For an application that contains a relatively small number of messages as a whole, a single adapter without granularLoad (i.e. the default config) is sufficient. For a large application, there are multiple methods to manage it:

wuchale.config.js
export default defineConfig({
// sourceLocale is en by default
otherLocales: ['es'],
adapters: {
product: svelte({
files: ['src/product/**/*.svelte'],
catalog: 'src/product/locales/{locale}',
}),
services: svelte({
files: ['src/services/**/*.svelte'],
catalog: 'src/services/locales/{locale}',
}),
// ...
}
})

This uses two catalogs per locale for the products and services parts of the application. The number of catalogs does not depend on the number of files.
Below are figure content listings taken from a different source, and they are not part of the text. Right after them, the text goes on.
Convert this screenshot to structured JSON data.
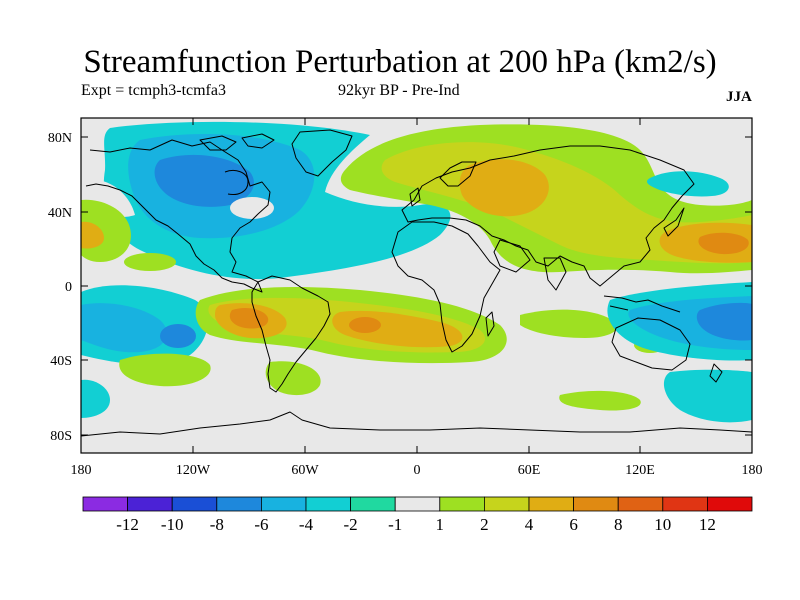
{
  "title": "Streamfunction Perturbation at 200 hPa (km2/s)",
  "experiment": "Expt = tcmph3-tcmfa3",
  "period": "92kyr BP - Pre-Ind",
  "season": "JJA",
  "axes": {
    "lat_ticks": [
      "80N",
      "40N",
      "0",
      "40S",
      "80S"
    ],
    "lon_ticks": [
      "180",
      "120W",
      "60W",
      "0",
      "60E",
      "120E",
      "180"
    ]
  },
  "colorbar": {
    "labels": [
      "-12",
      "-10",
      "-8",
      "-6",
      "-4",
      "-2",
      "-1",
      "1",
      "2",
      "4",
      "6",
      "8",
      "10",
      "12"
    ],
    "colors": [
      "#8b2be2",
      "#4b22d6",
      "#1a4fd6",
      "#1e88dc",
      "#18b2e0",
      "#12cfd3",
      "#20d9a0",
      "#e8e8e8",
      "#9ee022",
      "#c6d41c",
      "#e0ad14",
      "#e08a12",
      "#e06214",
      "#e03514",
      "#e00a0a"
    ]
  },
  "palette": {
    "neg2": "#1e88dc",
    "neg1": "#18b2e0",
    "neg05": "#12cfd3",
    "neutral": "#e8e8e8",
    "pos1": "#9ee022",
    "pos2": "#c6d41c",
    "pos3": "#e0ad14",
    "pos4": "#e08a12"
  }
}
This is useful when the number of messages per file is not big but the number of the files themselves is big. The files can share the same catalogs within their adapter configuration.

wuchale.config.js
export default defineConfig({
// sourceLocale is en by default
otherLocales: ['es'],
adapters: {
main: svelte({
granularLoad: true,
// generateLoadID can be used optionally
}),
}
})

This uses a single adapter but the catalog modules are broken into small parts on a per-file basis by default (unless a custom generateLoadID is given which may selectively decide to make multiple files share the same catalog).

This is useful when there are large numbers of messages in individual files. It would not make sense making them share the same catalogs because the resulting catalog would be huge.

If your needs are more complicated, you can combine the above methods into any other method.

On the server, everything is already there and bundle size becomes irrelevant. Therefore, for the server, synchronous loading (direct import) is recommended and provides faster app startup and performance as everything is already loaded during runtime.